OOS 21-2 - Linking microbial community structure and function for sustainable production of bioenergy crops

Thursday, August 15, 2019: 8:20 AM
M107, Kentucky International Convention Center
Angela Kent, Natural Resources and Environmental Sciences, University of Illinois at Urbana-Champaign, Urbana, IL
Background/Question/Methods

The plant microbiome helps plants acquire scarce resources and is an essential target for improving agricultural sustainability, particularly for biofuel feedstocks where reduction of anthropogenic inputs is desirable. However, the ability of modern crops to recruit and structure their microbiome may have been altered by domestication and breeding. Selection for high yields in environments with high nutrient inputs may have inadvertently led to changes in recruitment of the rhizosphere microbiome, such that mechanisms for nutrient acquisition and nutrient use efficiency may have been compromised. The first step to investigate this is to examine the structure and function of the microbiome as a function of plant genotype, with a specific focus on N cycling functional groups. The functional capacity of the rhizosphere microbiome and the benefit to the host plant, as well as ecosystem services such as nutrient cycling and greenhouse gas emissions, vary with the composition and abundance of microbial assemblages. We hypothesized that plant genotypes differ in their ability to recruit microbial functional groups. We used targeted functional metagenomic sequencing to survey the rhizosphere of diverse genotypes of bioenergy crops to compare their capability to recruit microbial nitrogen cycling functional groups, and examined rates of nitrogen transformations.

Results/Conclusions

Significantly different overall microbiomes (p<0.05) were observed as a function of crop genotype for miscanthus and maize, but not for sorghum. For all crops, variation in composition and abundance of specific N-cycling functional groups was observed among crop genotypes. In addition, differential abundance and composition of N cycling functional groups was associated with significant reduction in nitrification and denitrification in specific maize lineages.

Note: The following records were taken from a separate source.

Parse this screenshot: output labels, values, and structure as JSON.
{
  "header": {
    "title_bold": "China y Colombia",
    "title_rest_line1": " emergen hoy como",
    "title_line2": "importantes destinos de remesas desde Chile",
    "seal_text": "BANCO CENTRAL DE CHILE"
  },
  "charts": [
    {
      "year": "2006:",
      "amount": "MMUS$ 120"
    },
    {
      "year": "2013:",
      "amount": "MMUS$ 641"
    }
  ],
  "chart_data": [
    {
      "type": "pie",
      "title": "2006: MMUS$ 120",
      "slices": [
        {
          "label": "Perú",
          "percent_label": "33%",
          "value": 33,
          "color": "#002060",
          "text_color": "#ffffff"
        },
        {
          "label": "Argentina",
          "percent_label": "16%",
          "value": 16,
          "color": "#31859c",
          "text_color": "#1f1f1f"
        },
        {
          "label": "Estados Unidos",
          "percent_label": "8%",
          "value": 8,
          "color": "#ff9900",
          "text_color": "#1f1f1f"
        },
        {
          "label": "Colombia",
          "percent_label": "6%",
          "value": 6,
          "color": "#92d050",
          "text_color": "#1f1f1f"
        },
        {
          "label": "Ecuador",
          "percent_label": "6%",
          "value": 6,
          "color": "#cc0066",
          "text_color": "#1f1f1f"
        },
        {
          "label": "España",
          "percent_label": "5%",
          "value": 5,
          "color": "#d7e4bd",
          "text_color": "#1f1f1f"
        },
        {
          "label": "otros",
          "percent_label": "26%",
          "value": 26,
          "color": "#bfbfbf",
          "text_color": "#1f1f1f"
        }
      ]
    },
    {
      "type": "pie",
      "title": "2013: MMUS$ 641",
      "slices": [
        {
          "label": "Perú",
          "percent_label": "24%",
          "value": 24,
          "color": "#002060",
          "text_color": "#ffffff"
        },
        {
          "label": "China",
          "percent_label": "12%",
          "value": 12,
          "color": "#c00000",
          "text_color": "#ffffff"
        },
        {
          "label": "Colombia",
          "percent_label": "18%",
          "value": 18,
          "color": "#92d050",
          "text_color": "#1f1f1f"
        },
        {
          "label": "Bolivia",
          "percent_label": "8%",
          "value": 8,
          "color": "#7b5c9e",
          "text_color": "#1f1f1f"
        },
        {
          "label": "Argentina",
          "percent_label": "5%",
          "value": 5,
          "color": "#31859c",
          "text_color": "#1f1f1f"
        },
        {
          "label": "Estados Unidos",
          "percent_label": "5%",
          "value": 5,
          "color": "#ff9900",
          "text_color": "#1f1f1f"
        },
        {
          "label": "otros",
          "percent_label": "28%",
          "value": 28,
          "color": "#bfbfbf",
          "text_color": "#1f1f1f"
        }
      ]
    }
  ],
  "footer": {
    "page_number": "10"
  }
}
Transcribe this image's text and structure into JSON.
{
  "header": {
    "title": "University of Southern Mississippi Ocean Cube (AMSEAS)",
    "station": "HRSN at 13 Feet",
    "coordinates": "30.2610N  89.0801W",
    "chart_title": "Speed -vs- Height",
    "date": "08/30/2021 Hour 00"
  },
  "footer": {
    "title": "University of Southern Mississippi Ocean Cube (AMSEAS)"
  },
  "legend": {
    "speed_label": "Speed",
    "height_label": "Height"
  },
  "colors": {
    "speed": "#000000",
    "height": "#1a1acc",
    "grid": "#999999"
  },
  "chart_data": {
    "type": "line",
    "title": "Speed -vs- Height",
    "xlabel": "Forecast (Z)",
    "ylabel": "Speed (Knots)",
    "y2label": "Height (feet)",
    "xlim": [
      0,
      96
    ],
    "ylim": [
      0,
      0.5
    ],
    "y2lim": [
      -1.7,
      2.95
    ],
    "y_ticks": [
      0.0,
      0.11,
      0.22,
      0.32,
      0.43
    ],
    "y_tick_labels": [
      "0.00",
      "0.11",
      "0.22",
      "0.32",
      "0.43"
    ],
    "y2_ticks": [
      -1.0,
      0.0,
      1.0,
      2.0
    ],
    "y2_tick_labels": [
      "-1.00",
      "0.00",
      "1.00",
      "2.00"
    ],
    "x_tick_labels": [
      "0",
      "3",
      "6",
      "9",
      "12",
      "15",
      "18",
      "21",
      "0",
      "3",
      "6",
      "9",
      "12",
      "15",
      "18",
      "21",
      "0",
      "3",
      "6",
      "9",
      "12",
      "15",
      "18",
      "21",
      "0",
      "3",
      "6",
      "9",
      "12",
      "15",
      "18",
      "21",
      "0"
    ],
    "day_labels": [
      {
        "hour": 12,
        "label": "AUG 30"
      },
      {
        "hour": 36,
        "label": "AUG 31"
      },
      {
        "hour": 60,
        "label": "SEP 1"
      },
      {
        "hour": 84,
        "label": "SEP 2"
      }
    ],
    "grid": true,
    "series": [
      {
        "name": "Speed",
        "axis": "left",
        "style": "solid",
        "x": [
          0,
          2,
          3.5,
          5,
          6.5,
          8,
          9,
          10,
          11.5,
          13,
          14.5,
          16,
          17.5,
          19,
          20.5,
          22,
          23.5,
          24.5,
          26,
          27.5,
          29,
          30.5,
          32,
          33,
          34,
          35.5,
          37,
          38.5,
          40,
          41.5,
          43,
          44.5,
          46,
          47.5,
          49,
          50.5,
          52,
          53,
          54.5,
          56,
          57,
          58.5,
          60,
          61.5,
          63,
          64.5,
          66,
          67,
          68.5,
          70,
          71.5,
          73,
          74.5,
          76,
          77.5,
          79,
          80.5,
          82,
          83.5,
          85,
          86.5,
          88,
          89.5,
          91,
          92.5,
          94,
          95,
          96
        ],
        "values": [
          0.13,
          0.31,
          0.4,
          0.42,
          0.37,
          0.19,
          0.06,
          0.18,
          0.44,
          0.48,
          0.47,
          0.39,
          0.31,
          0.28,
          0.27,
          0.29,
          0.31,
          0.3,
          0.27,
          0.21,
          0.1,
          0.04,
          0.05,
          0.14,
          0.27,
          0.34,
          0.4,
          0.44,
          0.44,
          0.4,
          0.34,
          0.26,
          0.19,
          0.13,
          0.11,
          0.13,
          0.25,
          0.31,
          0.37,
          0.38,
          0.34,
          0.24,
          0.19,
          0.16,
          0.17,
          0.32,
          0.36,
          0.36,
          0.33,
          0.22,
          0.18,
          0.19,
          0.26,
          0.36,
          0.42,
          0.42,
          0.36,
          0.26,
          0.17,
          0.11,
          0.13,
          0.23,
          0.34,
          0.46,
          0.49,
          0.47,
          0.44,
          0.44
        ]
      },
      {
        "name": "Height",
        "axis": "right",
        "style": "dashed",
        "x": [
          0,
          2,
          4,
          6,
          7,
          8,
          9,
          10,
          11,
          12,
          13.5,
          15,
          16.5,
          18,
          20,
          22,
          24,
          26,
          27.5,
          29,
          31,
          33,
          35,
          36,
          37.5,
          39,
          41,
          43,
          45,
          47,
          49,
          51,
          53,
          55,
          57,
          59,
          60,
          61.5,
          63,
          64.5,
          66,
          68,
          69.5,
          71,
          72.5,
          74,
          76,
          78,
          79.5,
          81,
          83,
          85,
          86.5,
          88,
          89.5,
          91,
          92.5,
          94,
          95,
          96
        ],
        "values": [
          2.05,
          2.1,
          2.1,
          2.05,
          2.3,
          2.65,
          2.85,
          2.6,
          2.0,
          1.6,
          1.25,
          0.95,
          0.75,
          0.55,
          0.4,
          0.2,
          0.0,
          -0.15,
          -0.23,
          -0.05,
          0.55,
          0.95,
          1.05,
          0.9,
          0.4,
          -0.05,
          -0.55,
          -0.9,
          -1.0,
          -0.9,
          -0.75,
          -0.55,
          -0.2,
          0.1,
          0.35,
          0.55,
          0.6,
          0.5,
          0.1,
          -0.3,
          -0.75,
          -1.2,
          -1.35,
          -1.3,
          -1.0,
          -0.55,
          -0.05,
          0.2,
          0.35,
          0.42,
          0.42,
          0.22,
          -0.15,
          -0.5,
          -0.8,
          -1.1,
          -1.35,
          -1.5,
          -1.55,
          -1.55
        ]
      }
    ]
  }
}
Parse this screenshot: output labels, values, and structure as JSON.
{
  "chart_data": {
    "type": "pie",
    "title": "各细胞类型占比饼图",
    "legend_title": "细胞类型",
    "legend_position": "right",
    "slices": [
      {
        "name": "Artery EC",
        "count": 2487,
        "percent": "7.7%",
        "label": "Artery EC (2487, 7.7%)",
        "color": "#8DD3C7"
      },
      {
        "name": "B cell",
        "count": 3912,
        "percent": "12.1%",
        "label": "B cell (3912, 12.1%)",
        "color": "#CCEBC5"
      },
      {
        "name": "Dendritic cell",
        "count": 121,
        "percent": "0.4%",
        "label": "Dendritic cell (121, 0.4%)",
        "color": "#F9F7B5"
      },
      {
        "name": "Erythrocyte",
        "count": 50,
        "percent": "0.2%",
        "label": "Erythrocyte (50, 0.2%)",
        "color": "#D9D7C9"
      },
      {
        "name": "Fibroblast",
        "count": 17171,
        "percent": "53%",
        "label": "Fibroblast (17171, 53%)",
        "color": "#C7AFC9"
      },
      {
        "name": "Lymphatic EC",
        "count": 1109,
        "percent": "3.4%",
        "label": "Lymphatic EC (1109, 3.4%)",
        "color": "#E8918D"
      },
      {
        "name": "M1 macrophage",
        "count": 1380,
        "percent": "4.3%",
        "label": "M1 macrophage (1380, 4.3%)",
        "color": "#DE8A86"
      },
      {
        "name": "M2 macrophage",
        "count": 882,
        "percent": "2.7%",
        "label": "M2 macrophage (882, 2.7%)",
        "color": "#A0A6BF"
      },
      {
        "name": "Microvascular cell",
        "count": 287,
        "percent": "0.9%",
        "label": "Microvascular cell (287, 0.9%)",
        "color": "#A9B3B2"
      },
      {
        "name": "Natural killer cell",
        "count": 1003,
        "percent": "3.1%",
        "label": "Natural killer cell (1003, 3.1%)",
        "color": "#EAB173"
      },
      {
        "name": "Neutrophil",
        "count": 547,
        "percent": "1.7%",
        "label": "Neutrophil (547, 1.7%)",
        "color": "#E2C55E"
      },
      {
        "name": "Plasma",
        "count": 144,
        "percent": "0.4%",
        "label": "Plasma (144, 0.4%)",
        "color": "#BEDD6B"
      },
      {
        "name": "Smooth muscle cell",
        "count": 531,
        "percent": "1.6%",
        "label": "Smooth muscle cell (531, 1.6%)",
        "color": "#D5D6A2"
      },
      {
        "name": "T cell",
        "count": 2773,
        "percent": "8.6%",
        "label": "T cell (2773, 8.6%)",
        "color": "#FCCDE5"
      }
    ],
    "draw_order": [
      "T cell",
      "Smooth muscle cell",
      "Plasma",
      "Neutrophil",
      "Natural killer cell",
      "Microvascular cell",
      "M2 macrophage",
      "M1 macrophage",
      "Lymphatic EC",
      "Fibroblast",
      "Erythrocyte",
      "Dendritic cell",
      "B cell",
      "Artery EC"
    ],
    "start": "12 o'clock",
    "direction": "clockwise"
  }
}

Our observations suggest that limitations in the ability of modern crops to take advantage of sustainable nutrient management approaches may be a consequence of the differences in the recruitment of the microbiome, and may explain yield gaps observed in these systems. Our results link host-associated microbial communities to ecosystem function, and indicate that there is genetic capacity to optimize recruitment of N cycling functional groups in each crop and improve sustainability. Understanding the mechanistic underpinnings of this relationship will allow breeders and ecosystem scientists to select bioenergy crop cultivars that interact with the nitrogen cycle in ways that improve the efficiency and sustainability of agriculture, while protecting environmental quality.